A Seemingly Beautiful Solution
Quickly, the flower stand became a popular place to stop by just to get out of the house. Local neighbours loved the ability to add some flowers to their homes without having to go to a crowded grocery story. People on their walks (because everyone was getting out for a walk because they all had cabin fever) would grab something on the go.
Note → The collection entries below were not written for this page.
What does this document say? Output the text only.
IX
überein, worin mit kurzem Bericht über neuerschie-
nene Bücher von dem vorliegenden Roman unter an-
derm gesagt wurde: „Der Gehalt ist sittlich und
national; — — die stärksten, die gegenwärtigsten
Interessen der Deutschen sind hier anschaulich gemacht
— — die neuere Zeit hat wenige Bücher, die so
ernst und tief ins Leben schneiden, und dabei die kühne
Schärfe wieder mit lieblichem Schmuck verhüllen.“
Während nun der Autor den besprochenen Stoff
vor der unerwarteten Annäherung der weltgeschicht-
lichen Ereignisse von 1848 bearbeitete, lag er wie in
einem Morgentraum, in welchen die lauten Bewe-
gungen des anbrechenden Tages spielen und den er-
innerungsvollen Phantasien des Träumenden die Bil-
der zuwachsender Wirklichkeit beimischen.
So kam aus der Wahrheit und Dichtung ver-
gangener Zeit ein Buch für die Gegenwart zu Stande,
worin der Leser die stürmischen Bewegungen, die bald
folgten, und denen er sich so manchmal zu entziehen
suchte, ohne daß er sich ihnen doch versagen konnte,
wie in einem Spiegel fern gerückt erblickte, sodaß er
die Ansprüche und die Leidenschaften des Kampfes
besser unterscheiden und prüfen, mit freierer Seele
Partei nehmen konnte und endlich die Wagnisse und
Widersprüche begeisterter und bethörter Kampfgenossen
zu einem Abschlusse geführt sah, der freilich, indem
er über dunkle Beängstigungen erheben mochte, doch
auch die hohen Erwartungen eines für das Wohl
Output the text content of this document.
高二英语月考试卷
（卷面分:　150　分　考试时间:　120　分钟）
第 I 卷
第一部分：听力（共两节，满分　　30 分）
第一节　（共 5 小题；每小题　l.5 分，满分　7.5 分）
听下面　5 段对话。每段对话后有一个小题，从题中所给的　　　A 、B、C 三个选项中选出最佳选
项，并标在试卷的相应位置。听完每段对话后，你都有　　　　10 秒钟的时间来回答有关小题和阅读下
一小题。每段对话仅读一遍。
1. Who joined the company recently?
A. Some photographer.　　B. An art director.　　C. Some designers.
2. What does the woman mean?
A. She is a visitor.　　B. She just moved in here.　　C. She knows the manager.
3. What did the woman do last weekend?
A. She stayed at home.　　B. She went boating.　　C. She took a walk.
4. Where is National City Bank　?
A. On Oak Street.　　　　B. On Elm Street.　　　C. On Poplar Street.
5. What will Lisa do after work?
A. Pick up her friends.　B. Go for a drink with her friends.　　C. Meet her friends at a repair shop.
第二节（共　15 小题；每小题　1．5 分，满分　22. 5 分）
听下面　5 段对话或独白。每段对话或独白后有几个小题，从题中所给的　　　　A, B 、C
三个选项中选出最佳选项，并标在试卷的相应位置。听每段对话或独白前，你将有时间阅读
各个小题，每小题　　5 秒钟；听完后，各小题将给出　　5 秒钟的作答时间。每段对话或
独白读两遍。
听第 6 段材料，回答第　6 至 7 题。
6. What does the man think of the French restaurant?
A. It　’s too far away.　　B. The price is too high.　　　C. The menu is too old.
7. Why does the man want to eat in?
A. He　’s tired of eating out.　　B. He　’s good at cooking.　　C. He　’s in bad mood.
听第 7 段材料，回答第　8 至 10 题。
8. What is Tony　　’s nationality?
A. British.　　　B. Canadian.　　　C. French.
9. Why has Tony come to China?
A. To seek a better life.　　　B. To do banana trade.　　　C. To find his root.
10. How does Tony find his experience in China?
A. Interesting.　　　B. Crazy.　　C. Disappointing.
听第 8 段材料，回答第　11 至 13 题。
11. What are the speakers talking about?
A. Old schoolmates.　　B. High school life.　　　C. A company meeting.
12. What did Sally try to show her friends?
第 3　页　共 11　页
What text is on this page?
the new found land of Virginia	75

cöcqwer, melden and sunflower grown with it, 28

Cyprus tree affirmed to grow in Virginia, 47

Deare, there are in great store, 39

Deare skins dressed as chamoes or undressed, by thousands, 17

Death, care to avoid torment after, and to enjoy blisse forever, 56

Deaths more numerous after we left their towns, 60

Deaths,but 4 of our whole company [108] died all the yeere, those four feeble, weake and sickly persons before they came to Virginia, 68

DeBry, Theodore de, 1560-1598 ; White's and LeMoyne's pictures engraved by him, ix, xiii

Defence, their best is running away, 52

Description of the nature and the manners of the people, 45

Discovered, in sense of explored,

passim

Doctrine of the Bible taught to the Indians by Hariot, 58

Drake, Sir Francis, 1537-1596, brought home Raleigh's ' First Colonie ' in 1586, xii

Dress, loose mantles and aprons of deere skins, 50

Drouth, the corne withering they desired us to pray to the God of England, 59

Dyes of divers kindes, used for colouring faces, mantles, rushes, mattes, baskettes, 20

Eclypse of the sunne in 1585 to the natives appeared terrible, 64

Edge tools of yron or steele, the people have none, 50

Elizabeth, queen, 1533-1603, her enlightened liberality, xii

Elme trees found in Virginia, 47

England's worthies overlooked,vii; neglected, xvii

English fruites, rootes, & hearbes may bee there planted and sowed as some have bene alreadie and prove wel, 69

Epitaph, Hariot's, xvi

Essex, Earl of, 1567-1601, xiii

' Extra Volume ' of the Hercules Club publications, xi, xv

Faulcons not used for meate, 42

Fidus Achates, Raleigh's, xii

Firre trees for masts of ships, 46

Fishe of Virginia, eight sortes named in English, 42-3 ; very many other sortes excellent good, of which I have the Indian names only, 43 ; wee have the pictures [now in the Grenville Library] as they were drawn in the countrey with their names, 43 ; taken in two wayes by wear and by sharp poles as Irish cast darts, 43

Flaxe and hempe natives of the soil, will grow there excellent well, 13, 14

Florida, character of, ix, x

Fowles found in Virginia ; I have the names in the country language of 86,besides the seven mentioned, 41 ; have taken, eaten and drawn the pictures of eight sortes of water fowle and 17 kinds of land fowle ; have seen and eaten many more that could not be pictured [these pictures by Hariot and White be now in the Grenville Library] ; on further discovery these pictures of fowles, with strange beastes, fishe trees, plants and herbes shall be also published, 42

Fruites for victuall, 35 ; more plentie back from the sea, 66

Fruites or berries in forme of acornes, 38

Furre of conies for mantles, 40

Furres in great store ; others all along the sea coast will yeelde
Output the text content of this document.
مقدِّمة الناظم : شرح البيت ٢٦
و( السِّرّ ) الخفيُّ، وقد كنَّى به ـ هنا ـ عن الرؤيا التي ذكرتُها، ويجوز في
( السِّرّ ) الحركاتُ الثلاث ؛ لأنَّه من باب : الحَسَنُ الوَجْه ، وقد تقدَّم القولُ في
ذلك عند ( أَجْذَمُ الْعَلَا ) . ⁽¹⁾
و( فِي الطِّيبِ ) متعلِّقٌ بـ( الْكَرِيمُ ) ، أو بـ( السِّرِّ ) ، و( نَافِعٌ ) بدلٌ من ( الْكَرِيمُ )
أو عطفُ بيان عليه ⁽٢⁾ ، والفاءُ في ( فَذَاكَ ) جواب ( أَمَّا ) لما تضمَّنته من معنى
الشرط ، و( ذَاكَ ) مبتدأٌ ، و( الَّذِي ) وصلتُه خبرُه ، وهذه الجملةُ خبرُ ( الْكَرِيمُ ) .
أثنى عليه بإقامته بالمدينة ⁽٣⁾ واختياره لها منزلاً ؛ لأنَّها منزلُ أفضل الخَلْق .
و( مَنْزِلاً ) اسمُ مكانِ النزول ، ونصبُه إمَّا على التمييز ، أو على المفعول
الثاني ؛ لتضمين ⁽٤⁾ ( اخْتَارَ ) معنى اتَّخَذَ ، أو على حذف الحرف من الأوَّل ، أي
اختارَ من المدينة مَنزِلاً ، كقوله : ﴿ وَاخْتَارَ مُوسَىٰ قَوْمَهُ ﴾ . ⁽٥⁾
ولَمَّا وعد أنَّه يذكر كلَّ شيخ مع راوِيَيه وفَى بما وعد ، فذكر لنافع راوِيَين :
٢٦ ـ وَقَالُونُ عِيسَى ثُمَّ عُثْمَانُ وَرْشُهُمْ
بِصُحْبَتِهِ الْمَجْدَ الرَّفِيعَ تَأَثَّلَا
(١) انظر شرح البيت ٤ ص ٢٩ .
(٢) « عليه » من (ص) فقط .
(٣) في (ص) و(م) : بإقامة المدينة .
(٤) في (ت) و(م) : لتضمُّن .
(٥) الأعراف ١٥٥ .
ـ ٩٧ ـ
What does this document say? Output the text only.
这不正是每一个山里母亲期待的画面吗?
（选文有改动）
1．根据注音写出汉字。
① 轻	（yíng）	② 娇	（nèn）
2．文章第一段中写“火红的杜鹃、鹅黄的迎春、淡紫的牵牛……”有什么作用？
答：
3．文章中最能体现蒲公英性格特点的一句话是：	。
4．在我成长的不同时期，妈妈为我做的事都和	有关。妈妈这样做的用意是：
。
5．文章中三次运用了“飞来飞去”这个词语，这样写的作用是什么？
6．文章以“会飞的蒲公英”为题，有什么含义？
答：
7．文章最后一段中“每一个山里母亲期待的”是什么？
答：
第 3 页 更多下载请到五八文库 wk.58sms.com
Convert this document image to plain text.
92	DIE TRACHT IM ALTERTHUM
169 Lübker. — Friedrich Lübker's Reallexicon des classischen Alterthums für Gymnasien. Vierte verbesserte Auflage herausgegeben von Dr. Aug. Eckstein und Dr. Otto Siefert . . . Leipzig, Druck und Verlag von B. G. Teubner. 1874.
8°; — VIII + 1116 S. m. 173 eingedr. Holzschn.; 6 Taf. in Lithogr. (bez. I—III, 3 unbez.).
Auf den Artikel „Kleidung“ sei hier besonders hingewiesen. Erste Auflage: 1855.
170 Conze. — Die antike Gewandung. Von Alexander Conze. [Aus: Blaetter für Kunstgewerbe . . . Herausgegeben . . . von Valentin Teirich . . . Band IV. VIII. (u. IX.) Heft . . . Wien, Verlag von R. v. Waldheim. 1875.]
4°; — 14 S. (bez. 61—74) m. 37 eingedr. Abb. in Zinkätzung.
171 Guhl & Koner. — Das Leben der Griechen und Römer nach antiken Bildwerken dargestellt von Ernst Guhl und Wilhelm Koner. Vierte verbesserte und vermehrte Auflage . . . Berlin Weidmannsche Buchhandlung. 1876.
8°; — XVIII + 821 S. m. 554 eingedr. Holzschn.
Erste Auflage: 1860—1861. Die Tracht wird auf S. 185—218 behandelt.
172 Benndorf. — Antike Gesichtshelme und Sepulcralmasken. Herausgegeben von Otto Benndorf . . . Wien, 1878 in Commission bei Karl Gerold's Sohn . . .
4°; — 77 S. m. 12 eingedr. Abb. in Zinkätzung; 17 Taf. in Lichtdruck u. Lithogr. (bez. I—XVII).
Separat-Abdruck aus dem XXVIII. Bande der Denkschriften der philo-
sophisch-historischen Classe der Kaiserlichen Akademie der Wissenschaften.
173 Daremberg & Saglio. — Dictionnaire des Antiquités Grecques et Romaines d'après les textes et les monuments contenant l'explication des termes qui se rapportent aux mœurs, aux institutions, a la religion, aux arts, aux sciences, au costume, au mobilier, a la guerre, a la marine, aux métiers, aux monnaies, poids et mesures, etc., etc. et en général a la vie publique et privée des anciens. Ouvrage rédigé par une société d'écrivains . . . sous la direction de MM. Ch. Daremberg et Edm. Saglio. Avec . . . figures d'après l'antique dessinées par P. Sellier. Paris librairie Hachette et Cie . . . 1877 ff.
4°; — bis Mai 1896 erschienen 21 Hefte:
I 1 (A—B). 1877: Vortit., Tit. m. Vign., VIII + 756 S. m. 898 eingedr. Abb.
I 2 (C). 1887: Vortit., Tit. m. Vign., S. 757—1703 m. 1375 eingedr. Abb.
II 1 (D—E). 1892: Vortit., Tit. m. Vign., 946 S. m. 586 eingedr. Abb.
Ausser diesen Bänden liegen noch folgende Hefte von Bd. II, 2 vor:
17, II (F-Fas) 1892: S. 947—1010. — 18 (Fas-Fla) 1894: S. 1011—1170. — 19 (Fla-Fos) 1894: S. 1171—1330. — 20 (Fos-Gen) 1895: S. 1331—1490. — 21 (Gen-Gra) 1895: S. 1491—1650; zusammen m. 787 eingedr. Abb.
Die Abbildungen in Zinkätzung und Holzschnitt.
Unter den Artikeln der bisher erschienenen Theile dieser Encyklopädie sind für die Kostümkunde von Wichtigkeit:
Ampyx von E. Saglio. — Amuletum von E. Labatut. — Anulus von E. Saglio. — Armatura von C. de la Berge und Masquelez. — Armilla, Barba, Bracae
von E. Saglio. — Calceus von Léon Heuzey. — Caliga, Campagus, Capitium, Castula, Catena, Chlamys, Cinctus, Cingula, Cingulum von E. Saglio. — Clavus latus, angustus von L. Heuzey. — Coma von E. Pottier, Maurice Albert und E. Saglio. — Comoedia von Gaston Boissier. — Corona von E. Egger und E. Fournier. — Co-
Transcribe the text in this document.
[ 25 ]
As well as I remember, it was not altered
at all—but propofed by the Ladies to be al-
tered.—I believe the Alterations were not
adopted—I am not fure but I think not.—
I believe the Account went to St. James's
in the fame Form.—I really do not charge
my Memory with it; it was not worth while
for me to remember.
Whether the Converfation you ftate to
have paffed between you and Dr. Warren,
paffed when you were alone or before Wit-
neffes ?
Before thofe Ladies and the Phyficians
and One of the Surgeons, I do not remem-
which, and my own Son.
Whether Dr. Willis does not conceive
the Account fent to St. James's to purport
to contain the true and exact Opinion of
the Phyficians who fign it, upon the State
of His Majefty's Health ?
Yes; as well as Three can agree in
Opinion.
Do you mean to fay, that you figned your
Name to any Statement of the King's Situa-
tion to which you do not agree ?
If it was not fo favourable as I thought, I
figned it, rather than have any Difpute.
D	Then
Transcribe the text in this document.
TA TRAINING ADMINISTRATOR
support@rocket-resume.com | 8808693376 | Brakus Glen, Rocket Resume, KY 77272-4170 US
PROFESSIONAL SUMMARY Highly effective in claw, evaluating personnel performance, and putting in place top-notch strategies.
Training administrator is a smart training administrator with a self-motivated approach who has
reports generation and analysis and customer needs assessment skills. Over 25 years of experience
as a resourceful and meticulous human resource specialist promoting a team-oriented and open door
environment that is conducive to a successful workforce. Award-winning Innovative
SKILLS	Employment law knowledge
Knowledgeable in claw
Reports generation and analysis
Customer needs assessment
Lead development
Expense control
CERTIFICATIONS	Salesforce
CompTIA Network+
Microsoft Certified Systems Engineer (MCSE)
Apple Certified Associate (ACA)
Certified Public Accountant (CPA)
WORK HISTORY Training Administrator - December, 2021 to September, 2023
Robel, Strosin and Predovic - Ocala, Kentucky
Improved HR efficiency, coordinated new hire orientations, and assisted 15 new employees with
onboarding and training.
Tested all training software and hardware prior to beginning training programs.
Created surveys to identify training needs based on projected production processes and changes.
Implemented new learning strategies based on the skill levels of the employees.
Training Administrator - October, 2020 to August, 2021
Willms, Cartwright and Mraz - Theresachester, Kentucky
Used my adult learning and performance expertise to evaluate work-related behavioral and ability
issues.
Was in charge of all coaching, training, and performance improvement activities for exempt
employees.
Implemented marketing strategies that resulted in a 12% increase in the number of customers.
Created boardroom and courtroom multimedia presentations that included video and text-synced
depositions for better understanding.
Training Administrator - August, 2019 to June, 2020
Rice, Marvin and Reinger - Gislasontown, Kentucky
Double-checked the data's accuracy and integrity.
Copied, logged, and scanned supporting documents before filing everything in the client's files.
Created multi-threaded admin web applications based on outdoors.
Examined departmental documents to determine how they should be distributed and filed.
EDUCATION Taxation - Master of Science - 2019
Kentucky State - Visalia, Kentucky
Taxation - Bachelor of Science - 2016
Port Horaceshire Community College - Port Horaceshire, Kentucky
Visitors started asking if we could get veggie starter plans, an annuals, because they didn’t want to go to garden centers.
We were covered on CHEK News on their “Upside” segment as a feel-good story. We were overwhelmed with support, and it looked like the fear and worry about the loss of a significant portion of the summer business was going to be offset by the flower stand.
Just When You Thought It Was Going Well
And then on April 22nd we received a visit from Saanich bylaw explaining that we could not sell retail — there was a little bit of fine print which we had not been immediately aware of, which prohibited it.
We were resigned to the fact that, while we had been granted 30 days to finish up what we were doing, that the summer was going to be tight.
But then Colleen became determined that perhaps we could ask for some sort of exemption given the times — perhaps council and mayor could have compassion for small businesses that are attempting to be creative to get through these times. This was not intended to be a long term solution, and to be quite honest, once normal events can resume, even if we are permitted to operate long-term, we will likely shutter the flower stand as it is a tremendous amount of work to maintain daily.
But as it is, right now, we’re trying to make the best of a difficult situation.
Since April 22nd, we’ve been overwhelmed by the community support for our stand, by the signatures on the online and written petitions, the accompanying comments, the letters written to mayor and council, and by the kind and supportive conversations that we’ve had from visitors.
While the original date to the enforcement deadline has been extended further, we are still going to pursue the temporary motion which would allow other farm stands to operate within residential areas until such time as a more permanent bylaw that addresses the issue can be put in place.
Tough times are still ahead. There is still uncertainty where it comes to the economy. But we’re determined to keep moving ahead, so that we can survive and be here for when we get past COVID-19.
Brandon Devnich is the husband of Colleen O’Farrell (owner/operator of Foxgloves Flowers). While not normally in a day to day role at Foxgloves, Brandon manages the website and ecommerce operations. He has also found a new role in helping to drag the flower stand out and back each day. You may find him greeting you at the flower stand, or puttering around the front gardens muttering to himself.